Yenidoğan Fare Kemik İliği İzolasyonu ve Kemik İliği Kaynaklı Makrofajların Hazırlanması
Summary
Bu protokol, 7-9 günlük yenidoğan fare kemik iliği hücrelerini izole etmek ve granülosit koloni uyarıcı faktör (M-CSF) kaynağı olarak L929 hücrelerinin bir süpernatantını kullanarak farklılaşmış makrofajlar oluşturmak için enzimatik olmayan ve basit bir yöntemi tanımlar. Kemik iliği kaynaklı makrofajlar, yüzey antijenleri F4/80, CD206, CD11b ve fonksiyonel yeterlilik açısından daha fazla analiz edildi.
Abstract
Yetişkin farelerden kemik iliğini izole etmek için çeşitli teknikler iyi bilinmektedir. Bununla birlikte, yenidoğan farelerinden kemik iliğini izole etmek zor ve zaman alıcıdır, ancak bazı modeller için translasyonel olarak ilgili ve gereklidir. Bu protokol, 7-9 günlük yavrulardan kemik iliği hücrelerini hazırlamak için etkili ve basit bir yöntemi tanımlar. Bu hücreler daha sonra daha fazla izole edilebilir veya ilgilenilen spesifik hücre tiplerine farklılaştırılabilir. Makrofajlar, iltihaplanma ve enfeksiyonda önemli bir rol oynayan çok önemli bağışıklık hücreleridir. Gelişim sırasında, neonatal makrofajlar dokunun yeniden şekillenmesine önemli ölçüde katkıda bulunur. Ayrıca, neonatal makrofajların fenotipi ve işlevleri yetişkin meslektaşlarından farklıdır. Bu protokol aynı zamanda L929 şartlandırılmış besiyerinin varlığında neonatal makrofajların izole kemik iliği hücrelerinden farklılaşmasını da ana hatlarıyla belirtir. Diferansiye neonatal makrofajlar için yüzey belirteçleri akış sitometrik analizi kullanılarak değerlendirildi. İşlevselliği göstermek için, fagositik verimlilik ayrıca pH’a duyarlı boya konjuge Escherichia coli kullanılarak test edildi.
Introduction
Kemik iliği, kendi kendini yenileyebilen ve çeşitli hücre soylarına farklılaşabilen hem hematopoetik hem de mezenkimal kök hücre popülasyonlarını kapsar. Kemik iliğindeki hematopoetik kök hücreler miyeloid ve lenfoid soylara yol açar1. Mezenkimal kök hücreler osteoblastlar (kemik), adipositler (yağ) veya kondrositler (kıkırdak) üretir2. Bu hücrelerin, gen terapisi 3,4 dahil olmak üzere hücre biyolojisi ve doku mühendisliği alanında birçok uygulaması vardır. Kemik iliğinde bulunan progenitör hücreler, soya özgü büyüme faktörlerinin varlığında spesifik hücre tiplerine farklılaşır. Eritropoietin, eritroid progenitör hücrelerin proliferasyonunu teşvik eder, granülosit koloni uyarıcı faktör (G-CSF), nötrofil kolonilerinin büyümesini uyarır ve trombopoietin, soya özgü büyüme faktörlerinin birkaç örneği olarak trombosit üretimini düzenler5. FACS ve manyetik ile aktive edilmiş hücre sınıflandırma (MACS) işaretli hücre yüzeyi antijeni, spesifik kemik iliği türevli hücre tiplerininizolasyonu ve saflaştırılması için iyi bilinen yöntemlerdir 6.

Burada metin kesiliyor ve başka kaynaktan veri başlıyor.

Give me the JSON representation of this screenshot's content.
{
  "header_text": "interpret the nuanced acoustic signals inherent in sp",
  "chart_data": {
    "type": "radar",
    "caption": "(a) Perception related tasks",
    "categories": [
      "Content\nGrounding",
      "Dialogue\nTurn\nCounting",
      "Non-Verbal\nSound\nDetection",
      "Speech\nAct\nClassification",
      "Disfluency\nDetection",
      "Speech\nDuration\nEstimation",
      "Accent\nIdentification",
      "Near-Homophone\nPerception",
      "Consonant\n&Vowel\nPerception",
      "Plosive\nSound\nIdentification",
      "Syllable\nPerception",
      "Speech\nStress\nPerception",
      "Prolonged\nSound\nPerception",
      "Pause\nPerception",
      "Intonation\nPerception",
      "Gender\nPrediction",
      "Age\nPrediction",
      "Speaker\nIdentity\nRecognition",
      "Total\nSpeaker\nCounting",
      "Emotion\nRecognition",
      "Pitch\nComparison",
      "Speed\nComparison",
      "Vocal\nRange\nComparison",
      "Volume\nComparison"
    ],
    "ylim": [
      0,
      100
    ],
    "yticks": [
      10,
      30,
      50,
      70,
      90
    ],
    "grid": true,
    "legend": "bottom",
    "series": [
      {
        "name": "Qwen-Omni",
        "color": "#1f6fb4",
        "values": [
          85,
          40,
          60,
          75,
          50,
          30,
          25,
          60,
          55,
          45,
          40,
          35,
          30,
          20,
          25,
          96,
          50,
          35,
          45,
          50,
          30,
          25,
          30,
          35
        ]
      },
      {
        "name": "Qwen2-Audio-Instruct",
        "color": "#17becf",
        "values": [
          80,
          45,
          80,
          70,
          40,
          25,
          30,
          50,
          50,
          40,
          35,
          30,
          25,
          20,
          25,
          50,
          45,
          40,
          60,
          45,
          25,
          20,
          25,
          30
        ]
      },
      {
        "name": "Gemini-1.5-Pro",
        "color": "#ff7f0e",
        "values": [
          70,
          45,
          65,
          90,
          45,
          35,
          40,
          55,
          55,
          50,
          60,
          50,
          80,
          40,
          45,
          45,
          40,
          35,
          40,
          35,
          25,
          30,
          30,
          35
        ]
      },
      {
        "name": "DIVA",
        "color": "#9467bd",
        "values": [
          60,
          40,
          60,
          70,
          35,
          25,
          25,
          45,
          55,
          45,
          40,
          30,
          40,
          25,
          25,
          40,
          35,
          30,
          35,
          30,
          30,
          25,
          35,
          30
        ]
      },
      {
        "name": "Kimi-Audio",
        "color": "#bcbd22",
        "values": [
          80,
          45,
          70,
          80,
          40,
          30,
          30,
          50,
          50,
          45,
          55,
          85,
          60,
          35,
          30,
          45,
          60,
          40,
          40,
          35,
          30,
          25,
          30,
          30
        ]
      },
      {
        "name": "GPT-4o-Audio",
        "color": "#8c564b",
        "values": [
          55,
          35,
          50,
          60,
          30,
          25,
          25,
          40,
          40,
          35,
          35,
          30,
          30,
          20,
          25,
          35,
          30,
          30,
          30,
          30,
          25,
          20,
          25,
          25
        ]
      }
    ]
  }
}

Yenidoğan çalışmaları, yenidoğan ölümlerinin nedenlerini bulmaya ve prematüre doğumlar sırasındaki komplikasyonları ele almaya doğru ilerlemesine rağmen, doğrudan terapötik gelişim karşılanmamış bir tıbbi ihtiyaç olmaya devam etmektedir. Smith ve Davis, “Pediatrik hastalar terapötik yetimler olmaya devam ediyor” dedi7. Yenidoğanların klinik çalışmalarında küçük örnekler, sonucun yaşam boyu etkileri ve onam almada etik sorunlar gibi çeşitli zorluklar vardır8. Bu nedenle, translasyonel alaka düzeyini elde etmek için yenidoğanlara özgü in vivo ve in vitro çalışma modellerine yüksek talep vardır. Anatomik ve doku seviyeleri, kısa gebelik süreleri ve altlık boyutları arasındaki benzerlikler nedeniyle, kemirgenler en çok çalışılan memeli model sistemidir.

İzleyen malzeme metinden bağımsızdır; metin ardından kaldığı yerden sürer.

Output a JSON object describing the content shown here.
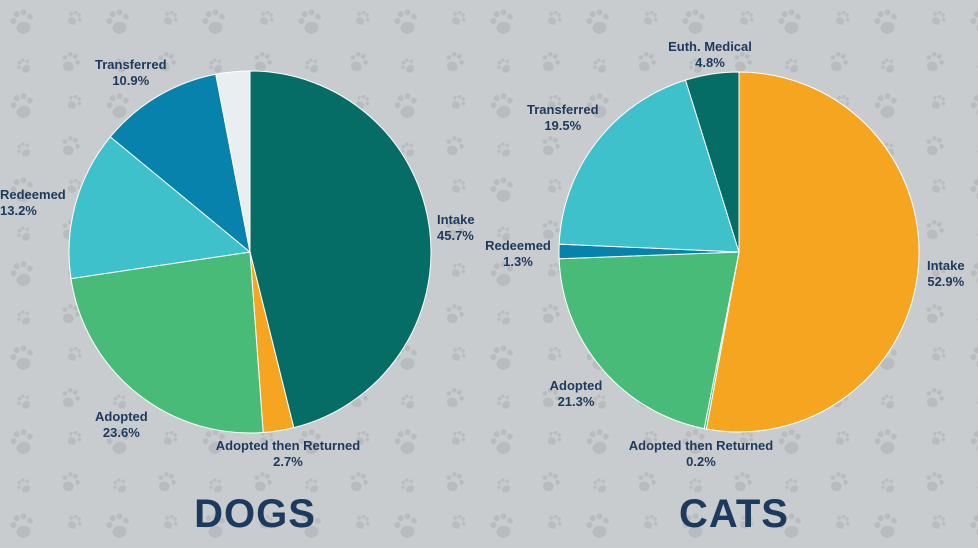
{
  "colors": {
    "background": "#c9ccce",
    "paw_print": "#b9bcbf",
    "text": "#1c3a5e",
    "intake_dogs": "#056d66",
    "intake_cats": "#f5a51f",
    "adopted_then_returned": "#f5a51f",
    "adopted": "#49bb78",
    "redeemed": "#3fc1cc",
    "transferred": "#0782ad",
    "transferred_cats": "#3fc1cc",
    "redeemed_cats": "#0782ad",
    "euth_medical": "#056d66",
    "unlabeled": "#e9eef0"
  },
  "background_icon": "paw-print-icon",
  "chart_data": [
    {
      "type": "pie",
      "title": "DOGS",
      "slices": [
        {
          "label": "Intake",
          "pct_label": "45.7%",
          "value": 45.7,
          "color": "#056d66"
        },
        {
          "label": "Adopted then Returned",
          "pct_label": "2.7%",
          "value": 2.7,
          "color": "#f5a51f"
        },
        {
          "label": "Adopted",
          "pct_label": "23.6%",
          "value": 23.6,
          "color": "#49bb78"
        },
        {
          "label": "Redeemed",
          "pct_label": "13.2%",
          "value": 13.2,
          "color": "#3fc1cc"
        },
        {
          "label": "Transferred",
          "pct_label": "10.9%",
          "value": 10.9,
          "color": "#0782ad"
        },
        {
          "label": "",
          "pct_label": "",
          "value": 3.0,
          "color": "#e9eef0"
        }
      ]
    },
    {
      "type": "pie",
      "title": "CATS",
      "slices": [
        {
          "label": "Intake",
          "pct_label": "52.9%",
          "value": 52.9,
          "color": "#f5a51f"
        },
        {
          "label": "Adopted then Returned",
          "pct_label": "0.2%",
          "value": 0.2,
          "color": "#49bb78"
        },
        {
          "label": "Adopted",
          "pct_label": "21.3%",
          "value": 21.3,
          "color": "#49bb78"
        },
        {
          "label": "Redeemed",
          "pct_label": "1.3%",
          "value": 1.3,
          "color": "#0782ad"
        },
        {
          "label": "Transferred",
          "pct_label": "19.5%",
          "value": 19.5,
          "color": "#3fc1cc"
        },
        {
          "label": "Euth. Medical",
          "pct_label": "4.8%",
          "value": 4.8,
          "color": "#056d66"
        }
      ]
    }
  ]
}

Burada, 7-9 günlük fare yavrularından kemik iliğini izole etmek ve makrofajlara farklılaşma yeteneklerini belirlemek için ayrıntılı, oldukça uygulanabilir ve tekrarlanabilir bir prosedürü açıklıyoruz. Bununla birlikte, farklı farklılaşma sinyallerinin kullanılmasıyla çeşitli hücre soyları elde edilebilir. Ayrıca hücre yüzey belirteçlerinin varlığını ve kemik iliği kaynaklı makrofajlar (BMDM’ler) için beklenen in vitro fagositik aktivitenin varlığını da gösteriyoruz.
Protocol
Representative Results
Discussion
Yenidoğan fare modellerini içeren araştırmalar bir takım zorluklar ortaya çıkarabilir. Yenidoğanlar, yetişkinlere kıyasla benzersiz olan gelişmekte olan bir bağışıklık sistemine sahiptir8. Bu nedenle, yetişkin hayvan modellerinden elde edilen verilerin yenidoğanlar için geçerli olduğu varsayılmamalıdır ve yayınlanmış birkaç çalışma bu fikri iyi bir şekilde ifade etmiştir18,19. Bu nedenle, erken yaşam bağ?…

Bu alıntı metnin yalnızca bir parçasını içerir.